叡王戦を創設したニコニコの功績【祈早期復旧】
サイバー攻撃を受けてサービス停止に追い込まれた「ニコニコ動画」。復旧にはしばらく時間がかかるとのことで、早期復旧を願うばかりです。
ニコニコ動画はこれまで多くのカルチャーを生み出すことに貢献してきましたが、当ブログ的には将棋の中継を力を入れていたことを思い出します。AIと対決する「電王戦」を創設し、後に8番目のタイトルとなった「叡王戦」に発展します。
「AERA」に連載している将棋ライター・松本博文氏もその功績について寄稿しています。もっとも、現在叡王戦を中継しているのはABEMAであり、ABEMAと関係が深い朝日系のメディアにこの記事が載るというのもちょっとした皮肉ではあります。
ニコニコの運営会社・ドワンゴの経営方針の変化により、ドワンゴは叡王戦の主催から撤退、現在は不二家が主催となっています。

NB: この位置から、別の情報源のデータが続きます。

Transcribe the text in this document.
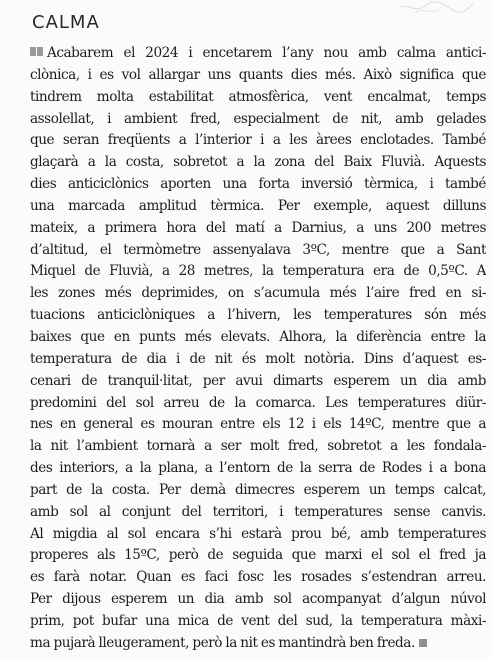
CALMA
Acabarem el 2024 i encetarem l’any nou amb calma antici-
clònica, i es vol allargar uns quants dies més. Això significa que
tindrem molta estabilitat atmosfèrica, vent encalmat, temps
assolellat, i ambient fred, especialment de nit, amb gelades
que seran freqüents a l’interior i a les àrees enclotades. També
glaçarà a la costa, sobretot a la zona del Baix Fluvià. Aquests
dies anticiclònics aporten una forta inversió tèrmica, i també
una marcada amplitud tèrmica. Per exemple, aquest dilluns
mateix, a primera hora del matí a Darnius, a uns 200 metres
d’altitud, el termòmetre assenyalava 3ºC, mentre que a Sant
Miquel de Fluvià, a 28 metres, la temperatura era de 0,5ºC. A
les zones més deprimides, on s’acumula més l’aire fred en si-
tuacions anticiclòniques a l’hivern, les temperatures són més
baixes que en punts més elevats. Alhora, la diferència entre la
temperatura de dia i de nit és molt notòria. Dins d’aquest es-
cenari de tranquil·litat, per avui dimarts esperem un dia amb
predomini del sol arreu de la comarca. Les temperatures diür-
nes en general es mouran entre els 12 i els 14ºC, mentre que a
la nit l’ambient tornarà a ser molt fred, sobretot a les fondala-
des interiors, a la plana, a l’entorn de la serra de Rodes i a bona
part de la costa. Per demà dimecres esperem un temps calcat,
amb sol al conjunt del territori, i temperatures sense canvis.
Al migdia al sol encara s’hi estarà prou bé, amb temperatures
properes als 15ºC, però de seguida que marxi el sol el fred ja
es farà notar. Quan es faci fosc les rosades s’estendran arreu.
Per dijous esperem un dia amb sol acompanyat d’algun núvol
prim, pot bufar una mica de vent del sud, la temperatura màxi-
ma pujarà lleugerament, però la nit es mantindrà ben freda.
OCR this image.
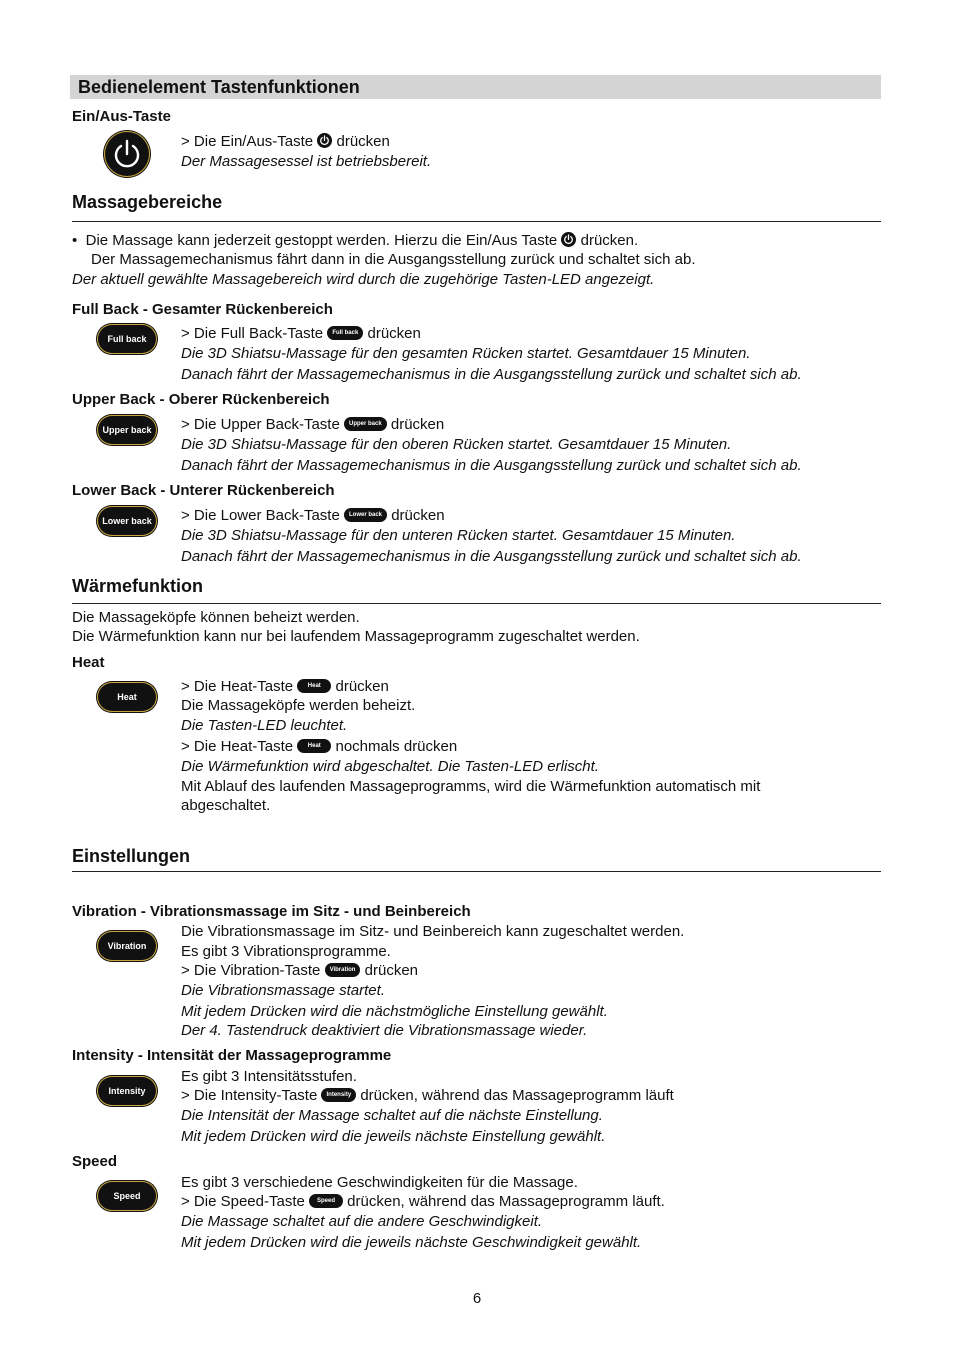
Bedienelement Tastenfunktionen
Ein/Aus-Taste
> Die Ein/Aus-Taste drücken
Der Massagesessel ist betriebsbereit.
Massagebereiche
• Die Massage kann jederzeit gestoppt werden. Hierzu die Ein/Aus Taste drücken.
Der Massagemechanismus fährt dann in die Ausgangsstellung zurück und schaltet sich ab.
Der aktuell gewählte Massagebereich wird durch die zugehörige Tasten-LED angezeigt.
Full Back - Gesamter Rückenbereich
Full back	> Die Full Back-Taste Full back drücken
Die 3D Shiatsu-Massage für den gesamten Rücken startet. Gesamtdauer 15 Minuten.
Danach fährt der Massagemechanismus in die Ausgangsstellung zurück und schaltet sich ab.
Upper Back - Oberer Rückenbereich
Upper back > Die Upper Back-Taste Upper back drücken
Die 3D Shiatsu-Massage für den oberen Rücken startet. Gesamtdauer 15 Minuten.
Danach fährt der Massagemechanismus in die Ausgangsstellung zurück und schaltet sich ab.
Lower Back - Unterer Rückenbereich
Lower back > Die Lower Back-Taste Lower back drücken
Die 3D Shiatsu-Massage für den unteren Rücken startet. Gesamtdauer 15 Minuten.
Danach fährt der Massagemechanismus in die Ausgangsstellung zurück und schaltet sich ab.
Wärmefunktion
Die Massageköpfe können beheizt werden.
Die Wärmefunktion kann nur bei laufendem Massageprogramm zugeschaltet werden.
Heat
Heat
> Die Heat-Taste Heat drücken
Die Massageköpfe werden beheizt.
Die Tasten-LED leuchtet.
> Die Heat-Taste Heat nochmals drücken
Die Wärmefunktion wird abgeschaltet. Die Tasten-LED erlischt.
Mit Ablauf des laufenden Massageprogramms, wird die Wärmefunktion automatisch mit
abgeschaltet.
Einstellungen
Vibration - Vibrationsmassage im Sitz - und Beinbereich
Vibration
Die Vibrationsmassage im Sitz- und Beinbereich kann zugeschaltet werden.
Es gibt 3 Vibrationsprogramme.
> Die Vibration-Taste Vibration drücken
Die Vibrationsmassage startet.
Mit jedem Drücken wird die nächstmögliche Einstellung gewählt.
Der 4. Tastendruck deaktiviert die Vibrationsmassage wieder.
Intensity - Intensität der Massageprogramme
Intensity
Es gibt 3 Intensitätsstufen.
> Die Intensity-Taste Intensity drücken, während das Massageprogramm läuft
Die Intensität der Massage schaltet auf die nächste Einstellung.
Mit jedem Drücken wird die jeweils nächste Einstellung gewählt.
Speed
Speed
Es gibt 3 verschiedene Geschwindigkeiten für die Massage.
> Die Speed-Taste Speed drücken, während das Massageprogramm läuft.
Die Massage schaltet auf die andere Geschwindigkeit.
Mit jedem Drücken wird die jeweils nächste Geschwindigkeit gewählt.
6
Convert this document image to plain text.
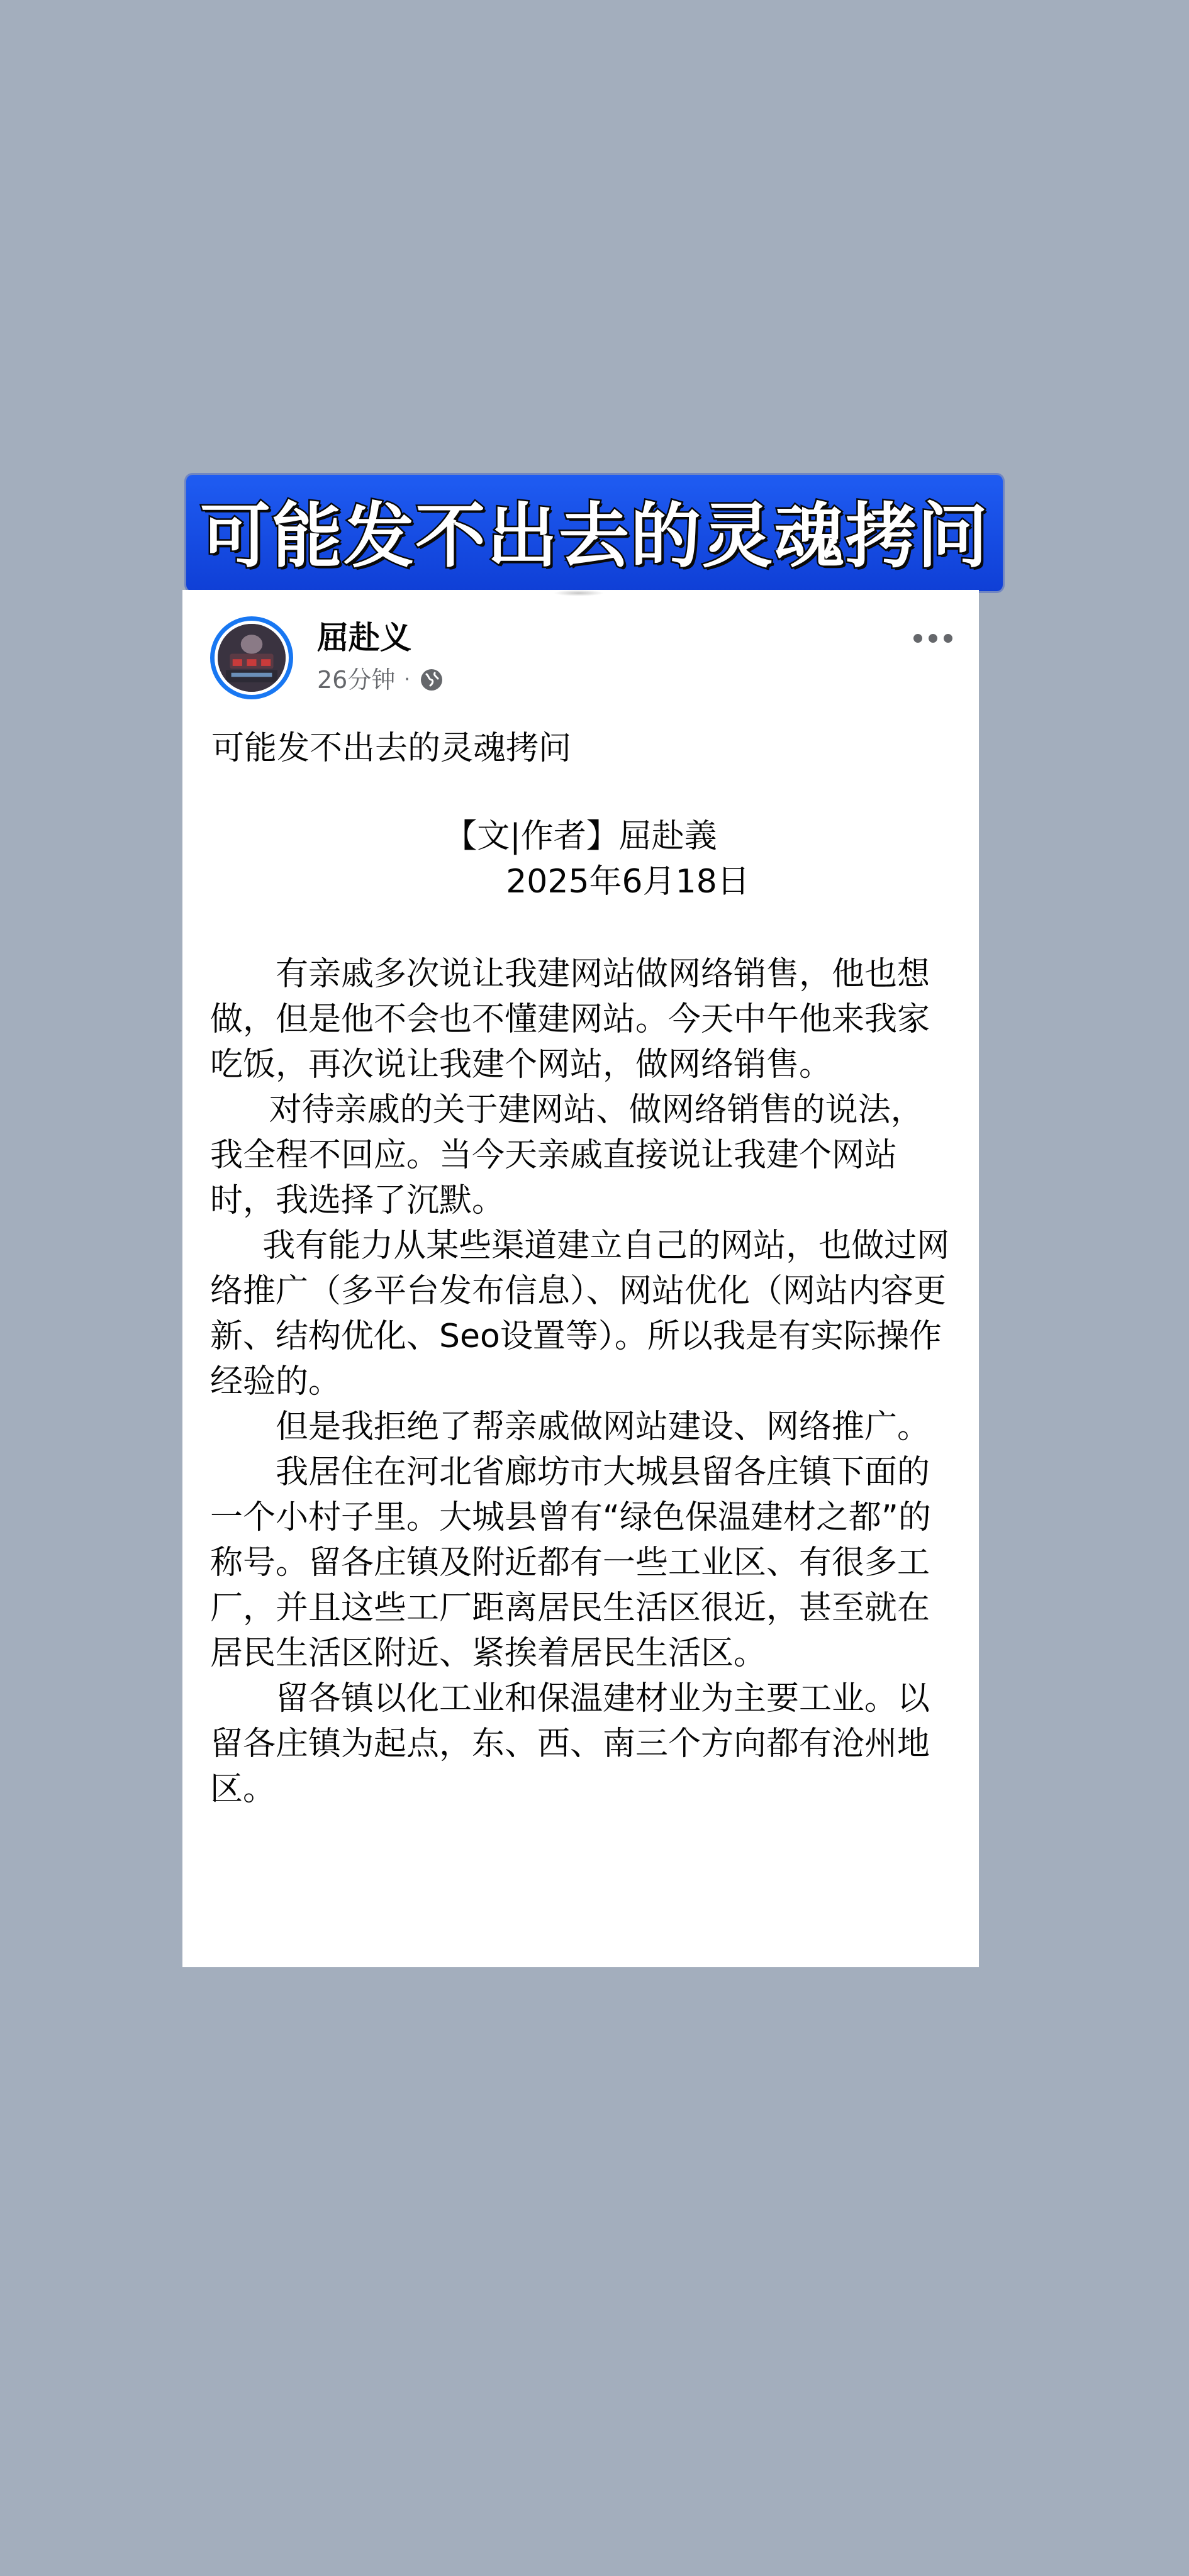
可能发不出去的灵魂拷问
屈赴义
26分钟 ·
可能发不出去的灵魂拷问
【文|作者】屈赴義
2025年6月18日

有亲戚多次说让我建网站做网络销售，他也想做，但是他不会也不懂建网站。今天中午他来我家吃饭，再次说让我建个网站，做网络销售。

对待亲戚的关于建网站、做网络销售的说法，我全程不回应。当今天亲戚直接说让我建个网站时，我选择了沉默。

我有能力从某些渠道建立自己的网站，也做过网络推广（多平台发布信息）、网站优化（网站内容更新、结构优化、Seo设置等）。所以我是有实际操作经验的。

但是我拒绝了帮亲戚做网站建设、网络推广。

我居住在河北省廊坊市大城县留各庄镇下面的一个小村子里。大城县曾有“绿色保温建材之都”的称号。留各庄镇及附近都有一些工业区、有很多工厂，并且这些工厂距离居民生活区很近，甚至就在居民生活区附近、紧挨着居民生活区。

留各镇以化工业和保温建材业为主要工业。以留各庄镇为起点，东、西、南三个方向都有沧州地区。
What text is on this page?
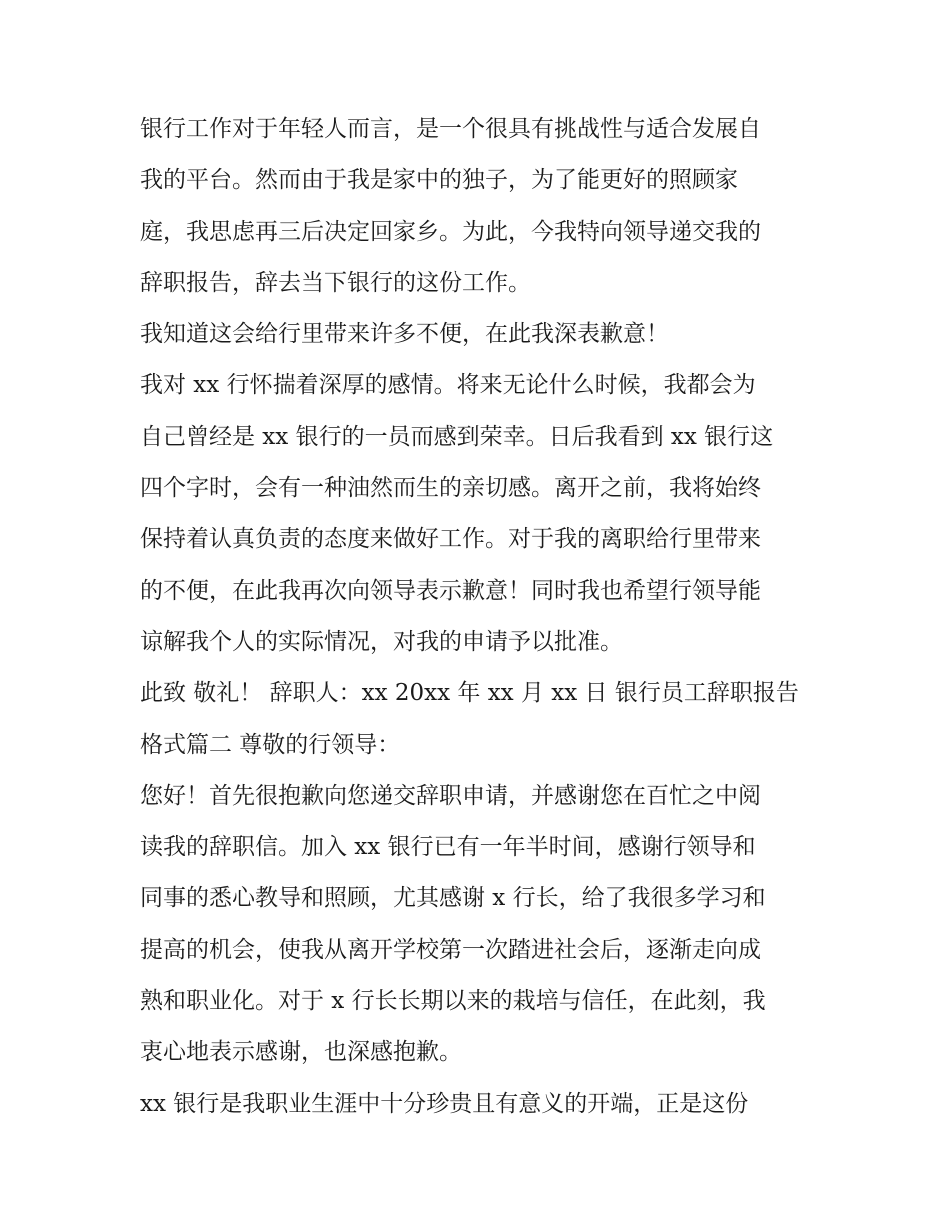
银行工作对于年轻人而言，是一个很具有挑战性与适合发展自
我的平台。然而由于我是家中的独子，为了能更好的照顾家
庭，我思虑再三后决定回家乡。为此，今我特向领导递交我的
辞职报告，辞去当下银行的这份工作。
我知道这会给行里带来许多不便，在此我深表歉意！
我对 xx 行怀揣着深厚的感情。将来无论什么时候，我都会为
自己曾经是 xx 银行的一员而感到荣幸。日后我看到 xx 银行这
四个字时，会有一种油然而生的亲切感。离开之前，我将始终
保持着认真负责的态度来做好工作。对于我的离职给行里带来
的不便，在此我再次向领导表示歉意！同时我也希望行领导能
谅解我个人的实际情况，对我的申请予以批准。
此致 敬礼！ 辞职人：xx 20xx 年 xx 月 xx 日 银行员工辞职报告
格式篇二 尊敬的行领导：
您好！首先很抱歉向您递交辞职申请，并感谢您在百忙之中阅
读我的辞职信。加入 xx 银行已有一年半时间，感谢行领导和
同事的悉心教导和照顾，尤其感谢 x 行长，给了我很多学习和
提高的机会，使我从离开学校第一次踏进社会后，逐渐走向成
熟和职业化。对于 x 行长长期以来的栽培与信任，在此刻，我
衷心地表示感谢，也深感抱歉。
xx 银行是我职业生涯中十分珍贵且有意义的开端，正是这份
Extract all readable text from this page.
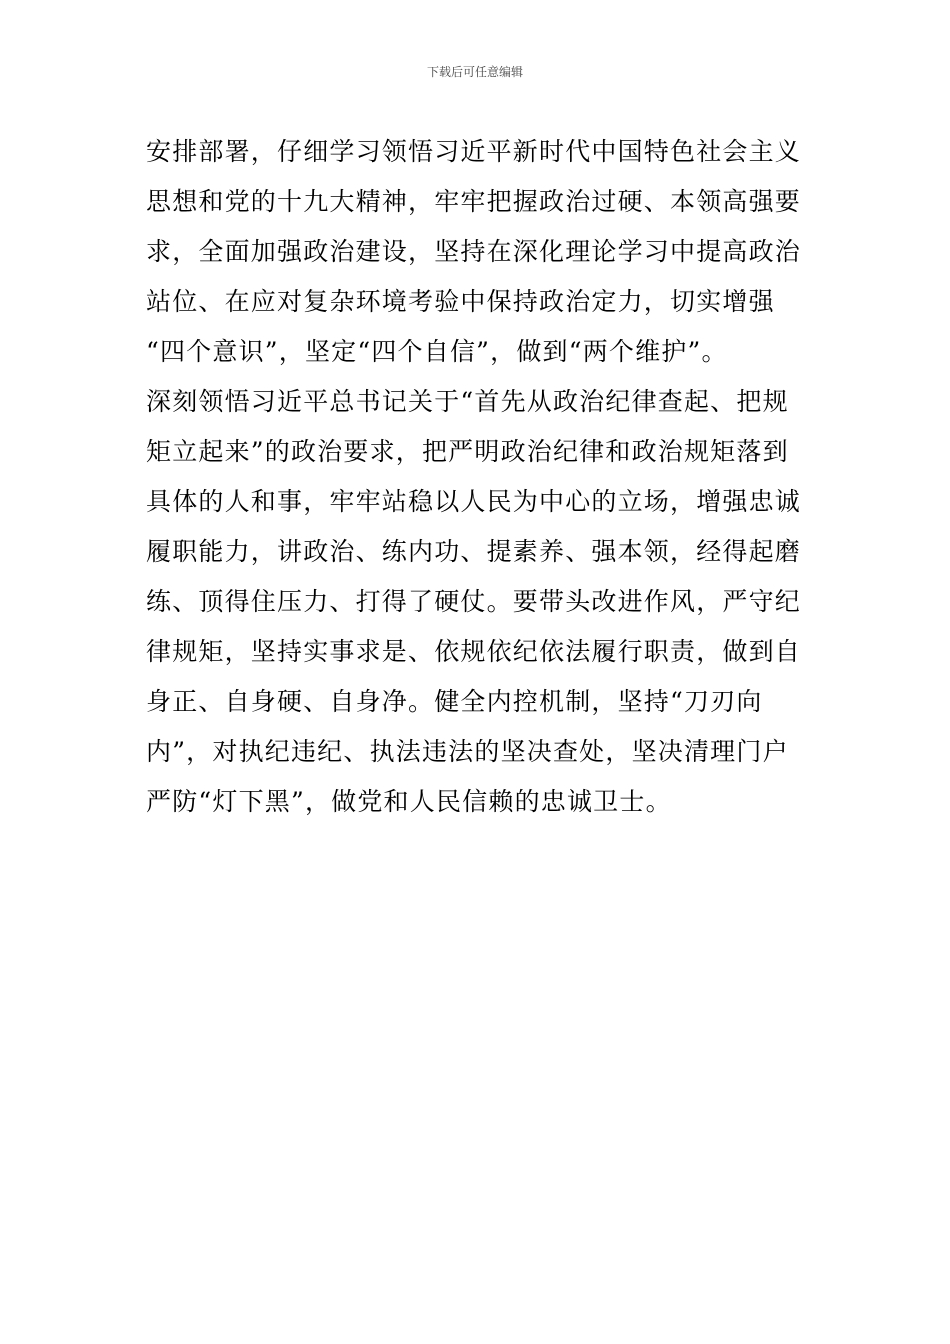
下载后可任意编辑
安排部署，仔细学习领悟习近平新时代中国特色社会主义
思想和党的十九大精神，牢牢把握政治过硬、本领高强要
求，全面加强政治建设，坚持在深化理论学习中提高政治
站位、在应对复杂环境考验中保持政治定力，切实增强
“四个意识”，坚定“四个自信”，做到“两个维护”。
深刻领悟习近平总书记关于“首先从政治纪律查起、把规
矩立起来”的政治要求，把严明政治纪律和政治规矩落到
具体的人和事，牢牢站稳以人民为中心的立场，增强忠诚
履职能力，讲政治、练内功、提素养、强本领，经得起磨
练、顶得住压力、打得了硬仗。要带头改进作风，严守纪
律规矩，坚持实事求是、依规依纪依法履行职责，做到自
身正、自身硬、自身净。健全内控机制，坚持“刀刃向
内”，对执纪违纪、执法违法的坚决查处，坚决清理门户
严防“灯下黑”，做党和人民信赖的忠诚卫士。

また、将棋の中継も大幅に縮小し、現在は年数回の企画が配信されるのみとなっています。
その一方で新たに参入したABEMAは、デビュー直後の藤井聡太四段を起用した「炎の七番勝負」が当たり、現在は将棋中継の中心的存在となりました。
ABEMAが将棋チャンネルを開設した背景には、当時日本将棋連盟の常務理事だった鈴木大介九段が、麻雀仲間だったサイバーエージェント・藤田晋社長に働きかけたことがきっかけとなっています。鈴木九段は理事退任後、プロ雀士となり「二刀流」として活躍。Mリーグへの参戦も果たし、ABEMAに大きな恩返しをする形となっています。
先日開催された第9期叡王戦では、挑戦者の伊藤匠七段が藤井聡太叡王を3勝2敗で破り、初タイトルを獲得。藤井叡王は初めてタイトルを失冠し、八冠から七冠に後退しました。
八冠を独占した以上、いつかその日は来るわけですが、予想以上に早かったという印象で、伊藤新叡王の急成長ぶりには目を見張るものがあります。その舞台がもっとも新しいタイトル戦である叡王戦だったことも、歴史的な因縁を感じます。
長時間にわたる対局を完全生中継。AIによる評価値の導入。そして視聴者と解説者による双方向のやりとり。将棋中継というジャンルを確立させ、また「観る将」と呼ばれるファン層を生み出したニコニコの功績を改めて嚙みしめたいと思います。